Halkın diğer bir geçim kaynağı da turizmdir. Abant Gölü Tabiat Parkı’ndaki tesislerde köyden yüze yakın kişi çalıştığı belirtilmektedir. Ayrıca hayvansal ürünleri ve el sanatlarını burada turistlere satarak önemli bir gelir sağlarlar.
Köy, Yeni ve Dere Mahalle olmak üzere iki mahalleden oluşur. Her iki mahallede de besi tavukçuluğu son yıllarda giderek gelişmiş ve üretim artmıştır. Halkın en önemli gelir kaynağı olmuştur. Köy nüfus bakımından ilçenin en büyük köylerindendir. Nüfusu 704’tür. Bunun 370’i kadın, 334’ü erkektir. Hane sayısı ise 138’dir. Mahallelerde yerleşim yenidir. Yeni Mahalleye 1944 depreminden sonra, Dere Mahalleye ise 1973 yılından sonra yerleşilmiştir [10].
Köyün Abant Gölü’ne 100 m. uzaklıkta çok güzel bir yaylası bulunmaktadır. Haziran başından Temmuz ortalarına kadar bu yaylaya göç yapılır. Yayla evleri son yıllarda eski özelliğini kaybetmiş, yeniden betonarme olarak kaçak inşa edilmeye başlanmıştır. Eski ahşap evler giderek azalmaktadır. Yaylada bir cami ile üç adet çeşme mevcuttur. Köyde her yıl yaz mevsimi başlarında Hacet Bayramı yapılır. Ayrıca Dere Mahallede sonbaharda Türbe Bayramı yapılır.
Köyde 5 sınıflı bir ilkokul ve öğretmen lojmanı, iki adet cami, iki adet imam lojmanı, inşaatı bitmiş durumda PTT binası ile altı adet çeşme, beş adet çamaşırhane bulunmaktadır. Bolu - Mudurnu yolu üzerinde Örencik, Samat, Sarıyer ve Çepni Köylerinin ortaklaşa kurdukları bir un fabrikası vardır. Köyde ayrıca bir adet el ile ağaç çekme tezgahı mevcuttur. Bu tezgahta merdiven korkuluğu, çocuk arabası ve buna benzer araç ve gereçler yapılır.
Samat Yaylası’nda yapı ölçeğinde yapılan inceleme sonucu, 39 adet yapıya yalnızca malzeme onarımının yeterli olabileceği, 64 adet yapının malzeme ve strüktürel onarıma ihtiyaç olduğu, 4 adet yapının da harabe durumda olduğu tespit edilmiştir. Bu tespitlerle Yayla’da özellikle geleneksel nitelikli yapıların çoğunun malzeme ve strüktürel anlamda onarıma gereksinimi olduğu ortaya çıkmıştır[11].

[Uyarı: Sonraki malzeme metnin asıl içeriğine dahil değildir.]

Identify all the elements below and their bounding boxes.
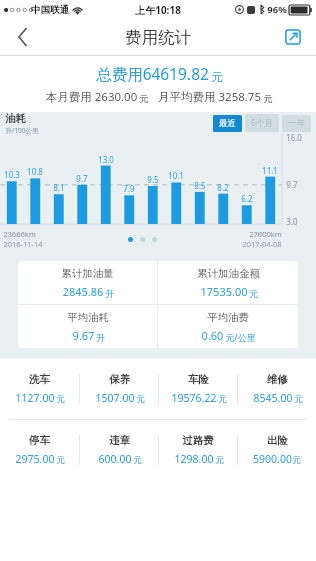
staticText: 1507.00 [94,391,136,405]
button[interactable]: 一年 [282,115,311,132]
staticText: 元 [218,394,227,405]
staticText: 一年 [288,118,305,129]
staticText: 10.8 [27,166,43,177]
staticText: 元 [263,93,273,105]
staticText: 9.7 [286,179,298,190]
staticText: 过路费 [182,434,214,447]
staticText: 上午10:18 [135,3,181,17]
button[interactable]: 平均油耗 [18,305,157,348]
staticText: 23666km [3,229,36,239]
staticText: 本月费用 2630.00 [44,89,139,105]
staticText: 中国联通 [31,4,69,16]
button[interactable]: 过路费 [159,420,237,480]
staticText: 元 [249,288,258,299]
staticText: 7.9 [123,183,135,194]
staticText: 维修 [267,373,288,386]
staticText: 累计加油金额 [197,267,260,280]
staticText: 2975.00 [14,452,56,466]
staticText: 8545.00 [252,391,294,405]
staticText: 96% [267,3,287,16]
staticText: 升 [105,288,114,299]
button[interactable]: 违章 [80,420,158,480]
button[interactable]: Share [270,19,316,55]
staticText: 停车 [29,434,50,447]
staticText: 最近 [219,118,236,129]
staticText: 600.00 [97,452,133,466]
staticText: 2845.86 [61,284,105,299]
staticText: 累计加油量 [61,267,114,280]
staticText: 元 [215,455,224,466]
staticText: 8.2 [217,182,229,193]
staticText: 车险 [188,373,209,386]
staticText: 2017-04-08 [242,239,282,249]
staticText: 费用统计 [125,27,191,48]
staticText: 元 [292,455,301,466]
staticText: 8.5 [194,180,206,191]
button[interactable]: 出险 [238,420,316,480]
button[interactable]: 停车 [0,420,79,480]
staticText: 9.67 [71,328,96,343]
staticText: 元 [294,394,303,405]
staticText: 6.2 [241,193,253,204]
staticText: 10.3 [4,169,20,180]
staticText: 19576.22 [170,391,218,405]
button[interactable]: 累计加油量 [18,261,157,304]
staticText: 洗车 [29,373,50,386]
staticText: 元/公里 [225,331,256,343]
staticText: 保养 [109,373,130,386]
staticText: 平均油费 [207,311,249,324]
button[interactable]: 累计加油金额 [158,261,298,304]
staticText: 升/100公里 [5,126,39,134]
button[interactable]: 车险 [159,359,237,419]
staticText: 1298.00 [173,452,215,466]
staticText: 8.1 [53,182,65,193]
staticText: 6个月 [251,117,273,129]
button[interactable]: Back [0,19,46,55]
staticText: 27600km [249,229,282,239]
staticText: 平均油耗 [67,311,109,324]
staticText: 元 [133,455,142,466]
button[interactable]: 洗车 [0,359,79,419]
staticText: 升 [96,332,105,343]
staticText: 月平均费用 3258.75 [156,89,263,105]
staticText: 13.0 [98,154,114,165]
staticText: 11.1 [262,165,278,176]
staticText: 违章 [109,434,130,447]
staticText: 1127.00 [14,391,56,405]
button[interactable]: 保养 [80,359,158,419]
button[interactable]: 6个月 [245,114,279,132]
staticText: 2016-11-14 [3,239,43,249]
button[interactable]: 平均油费 [158,305,298,348]
staticText: 16.0 [286,132,302,143]
staticText: 9.5 [147,174,159,185]
staticText: 0.60 [200,328,225,343]
staticText: 元 [56,394,65,405]
staticText: 3.0 [286,216,298,227]
staticText: 17535.00 [199,284,249,299]
staticText: 元 [136,394,145,405]
staticText: 总费用64619.82 [94,63,211,84]
staticText: 元 [139,93,149,105]
staticText: 元 [211,70,223,84]
staticText: 5900.00 [253,452,292,466]
staticText: 出险 [267,434,288,447]
staticText: 9.7 [76,173,88,184]
button[interactable]: 最近 [213,115,242,132]
staticText: 10.1 [168,170,184,181]
staticText: 元 [56,455,65,466]
button[interactable]: 维修 [238,359,316,419]
staticText: 油耗 [5,112,26,125]
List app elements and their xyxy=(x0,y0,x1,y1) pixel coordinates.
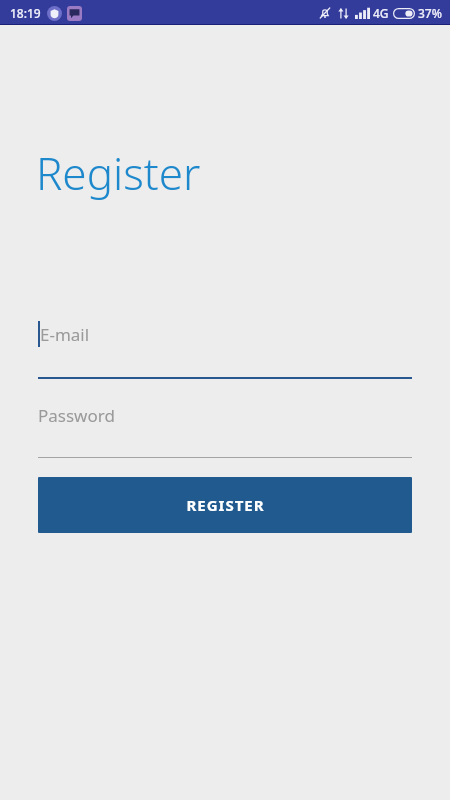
button[interactable]: Password xyxy=(38,394,412,458)
staticText: Register xyxy=(36,143,201,203)
staticText: E-mail xyxy=(40,323,90,346)
button[interactable]: REGISTER xyxy=(38,477,412,533)
staticText: 18:19 xyxy=(10,5,41,21)
button[interactable]: E-mail xyxy=(38,313,412,379)
staticText: 4G xyxy=(373,5,389,21)
staticText: Password xyxy=(38,404,115,427)
staticText: REGISTER xyxy=(186,495,265,515)
staticText: 37% xyxy=(418,5,442,21)
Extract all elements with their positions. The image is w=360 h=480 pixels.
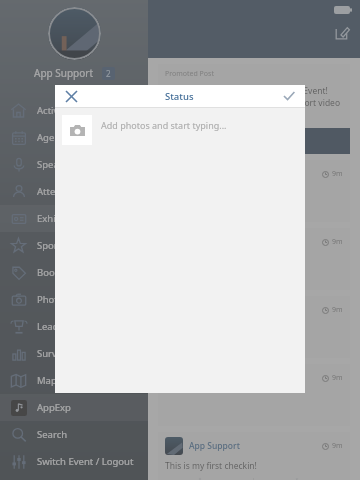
button[interactable]: Search [0,421,148,448]
staticText: Leaderboard [37,320,95,333]
button[interactable]: Speakers [0,151,148,178]
button[interactable]: Photos [0,286,148,313]
staticText: 9m [332,169,343,179]
staticText: Photos [37,293,69,306]
button[interactable]: Map [0,367,148,394]
button[interactable]: Close [55,85,87,107]
staticText: This is my first checkin! [165,460,257,472]
button[interactable]: App Support [158,296,350,358]
staticText: Status [165,90,194,103]
staticText: 2 [106,68,111,79]
button[interactable]: AppExp [0,394,148,421]
button[interactable]: Attendees [0,178,148,205]
staticText: App Support [34,66,94,80]
button[interactable]: Promoted Post [158,64,350,154]
button[interactable]: Compose post [331,21,353,43]
button[interactable]: App Support [158,160,350,222]
staticText: 9m [332,237,343,247]
button[interactable]: App Support [158,432,350,480]
staticText: Welcome to the app for this year's Event… [165,85,343,121]
staticText: Speakers [37,158,78,171]
staticText: Sponsors [37,239,79,252]
staticText: 9m [332,305,343,315]
staticText: Activity [37,104,70,117]
staticText: Search [37,428,68,441]
staticText: Promoted Post [165,69,214,79]
staticText: Exhibitors [37,212,82,225]
button[interactable]: Bookmarks [0,259,148,286]
staticText: Bookmarks [37,266,88,279]
staticText: Add photos and start typing... [101,119,227,131]
button[interactable]: Profile photo [48,7,101,60]
button[interactable]: Surveys [0,340,148,367]
staticText: 9m [332,441,343,451]
button[interactable]: Exhibitors [0,205,148,232]
staticText: Agenda [37,131,72,144]
button[interactable]: Activity [0,97,148,124]
button[interactable]: Switch Event / Logout [0,448,148,475]
staticText: Map [37,374,57,387]
staticText: App Support [189,440,240,452]
staticText: Surveys [37,347,72,360]
staticText: Attendees [37,185,83,198]
button[interactable]: Sponsors [0,232,148,259]
button[interactable]: Add photo [62,115,92,145]
button[interactable]: 2 [102,67,115,80]
button[interactable]: Agenda [0,124,148,151]
staticText: AppExp [37,401,71,414]
staticText: Switch Event / Logout [37,455,134,468]
button[interactable]: App Support [158,364,350,426]
button[interactable]: App Support [158,228,350,290]
button[interactable]: Post status [273,85,305,107]
button[interactable]: Leaderboard [0,313,148,340]
staticText: 9m [332,373,343,383]
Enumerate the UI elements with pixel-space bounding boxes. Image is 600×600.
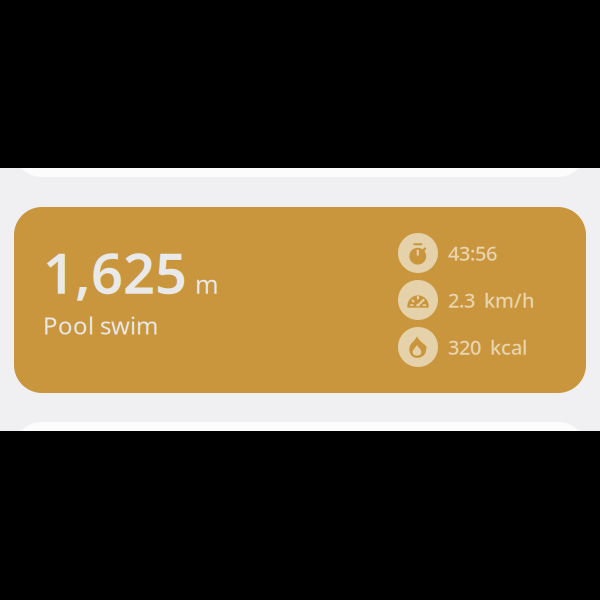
staticText: 320: [448, 334, 481, 360]
button[interactable]: Previous workout: [14, 97, 586, 177]
staticText: Pool swim: [43, 309, 158, 341]
staticText: kcal: [490, 334, 527, 360]
button[interactable]: 1,625: [14, 207, 586, 393]
staticText: 1,625: [43, 235, 187, 309]
staticText: m: [195, 267, 219, 301]
staticText: km/h: [484, 287, 535, 313]
button[interactable]: Next workout: [14, 422, 586, 502]
staticText: 43:56: [448, 240, 497, 266]
staticText: 2.3: [448, 287, 475, 313]
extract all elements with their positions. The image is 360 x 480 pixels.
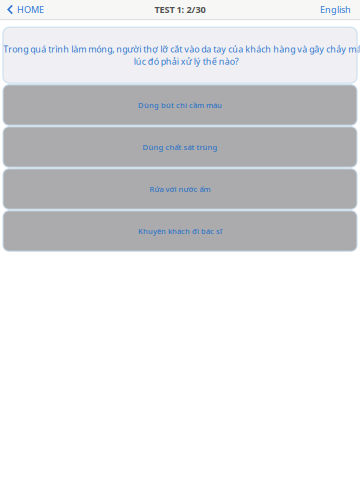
button[interactable]: Dùng chất sát trùng bbox=[3, 127, 357, 167]
button[interactable]: English bbox=[311, 0, 360, 19]
staticText: HOME bbox=[17, 3, 44, 16]
button[interactable]: Khuyên khách đi bác sĩ bbox=[3, 211, 357, 251]
button[interactable]: Rửa với nước ấm bbox=[3, 169, 357, 209]
button[interactable]: Dùng bút chì cầm máu bbox=[3, 85, 357, 125]
staticText: TEST 1: 2/30 bbox=[154, 3, 206, 16]
staticText: English bbox=[320, 3, 351, 16]
staticText: Trong quá trình làm móng, người thợ lỡ c… bbox=[3, 43, 360, 67]
staticText: Rửa với nước ấm bbox=[150, 184, 210, 194]
staticText: Dùng bút chì cầm máu bbox=[138, 100, 222, 110]
staticText: Dùng chất sát trùng bbox=[142, 142, 218, 152]
button[interactable]: HOME bbox=[0, 0, 52, 19]
staticText: Khuyên khách đi bác sĩ bbox=[138, 226, 222, 236]
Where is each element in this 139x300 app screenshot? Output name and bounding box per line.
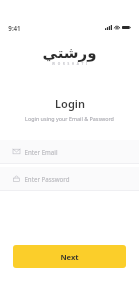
button[interactable]: Enter Password: [0, 167, 139, 190]
staticText: Login using your Email & Password: [25, 115, 114, 122]
button[interactable]: Enter Email: [0, 140, 139, 163]
staticText: W O R S H A T I: [52, 62, 88, 66]
staticText: ورشتي: [42, 44, 97, 61]
staticText: Enter Email: [24, 148, 58, 156]
staticText: Login: [55, 96, 85, 111]
staticText: Enter Password: [24, 175, 70, 183]
staticText: Next: [60, 252, 79, 262]
button[interactable]: Next: [13, 245, 126, 268]
staticText: 9:41: [8, 24, 21, 32]
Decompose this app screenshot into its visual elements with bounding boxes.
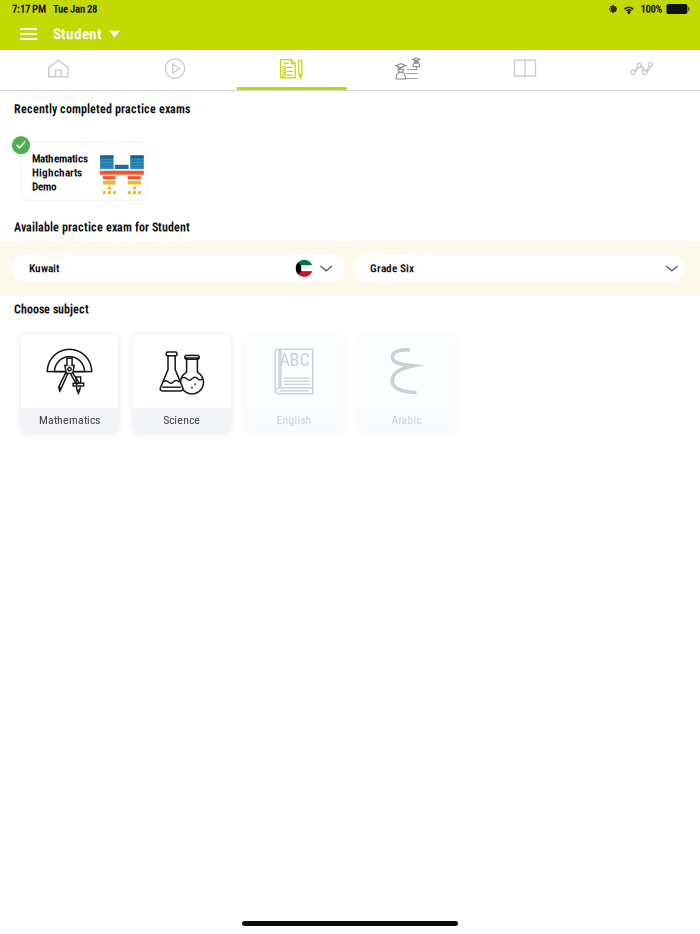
staticText: Choose subject — [14, 302, 89, 316]
button[interactable]: Mathematics — [21, 334, 118, 431]
staticText: Kuwait — [29, 262, 59, 275]
button[interactable]: Assignments — [350, 50, 467, 90]
staticText: Recently completed practice exams — [14, 102, 190, 116]
staticText: ABC — [280, 349, 310, 370]
staticText: 7:17 PM — [12, 3, 46, 15]
staticText: Available practice exam for Student — [14, 220, 190, 234]
staticText: Mathematics — [32, 152, 88, 165]
button[interactable]: Home — [0, 50, 117, 90]
staticText: Highcharts — [32, 166, 82, 179]
staticText: Mathematics — [39, 413, 100, 427]
button[interactable]: ABC — [246, 334, 343, 431]
staticText: Science — [163, 413, 200, 427]
button[interactable]: Videos — [117, 50, 233, 90]
button[interactable]: Menu — [12, 19, 45, 49]
button[interactable]: Arabic — [358, 334, 455, 431]
staticText: Student — [53, 25, 102, 43]
button[interactable]: Reports — [583, 50, 700, 90]
button[interactable]: Student — [45, 17, 128, 51]
button[interactable]: Library — [467, 50, 583, 90]
staticText: Arabic — [391, 413, 421, 427]
staticText: Demo — [32, 180, 57, 193]
staticText: English — [277, 413, 312, 427]
button[interactable]: Grade Six — [353, 255, 685, 282]
button[interactable]: Kuwait — [12, 255, 345, 282]
button[interactable]: Practice exams — [233, 50, 350, 90]
button[interactable]: Science — [133, 334, 230, 431]
staticText: 100% — [640, 3, 662, 15]
staticText: Grade Six — [370, 262, 414, 275]
button[interactable]: Mathematics — [8, 136, 163, 206]
staticText: Tue Jan 28 — [53, 3, 97, 15]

V.3. Sarıyer Köyü ve Yaylası
Mudurnu İlçesinin kuzeyinde Abant Dağları eteğinde kurulmuştur. 1957 yılında meydana gelen depremden sonra bugünkü yerine kurulmuştur. İlçeye Bolu - Mudurnu karayolundan ayrılan stabilize bir yolla bağlı olup, ilçeye 12 km. uzaklıktadır. 44 hanede 231 kişi yaşamaktadır.

Şekil 4. SARIYER YAYLASI ve ABANT GÖLÜ TABİAT PARKI GENEL GÖRÜNÜMÜ

Tavukçuluk yaygın bir şekilde yapılmakta ve halkın en önemli geçim kaynağını oluşturmaktadır. Ayrıca süt inekçiliği gelişmiştir. Süt ve süt mamulleri turistik Abant yöresine gelen turistlere satılmaktadır. Sebze ve meyve yetiştiriciliği de ileri durumdadır. Tarım ürünlerinden buğday, arpa, fiğ, patates ve şekerpancarı yetiştirilir.
Köy, bir plana göre yapılanmıştır. Bir ilkokul ve öğretmen lojmanı ile camisi mevcuttur. Örencik ve Samat köyleriyle birlikte ortaklaşa kurulan bir un fabrikası bulunmaktadır. Abant Dağları’nda köye ait bir yayla vardır. Köylüler her yıl yaz aylarında bu yaylaya göç ederek hayvancılık eylemlerini sürdürürler. Köyde her yıl Hacet Bayramı yapılır [12].
Sarıyer Yaylası’nda yapı ölçeğinde yapılan inceleme sonucu, 23 adet yapıya yalnızca malzeme onarımının yeterli olabileceği, 14 adet yapının malzeme ve strüktürel onarıma ihtiyaç olduğu, 5 adet yapının da harabe durumda olduğu tespit edilmiştir. Bu tespitlerle Yayla’da özellikle geleneksel nitelikli yapıların çoğunun malzeme ve strüktürel anlamda onarıma gereksinimi olduğu ortaya çıkmıştır[13].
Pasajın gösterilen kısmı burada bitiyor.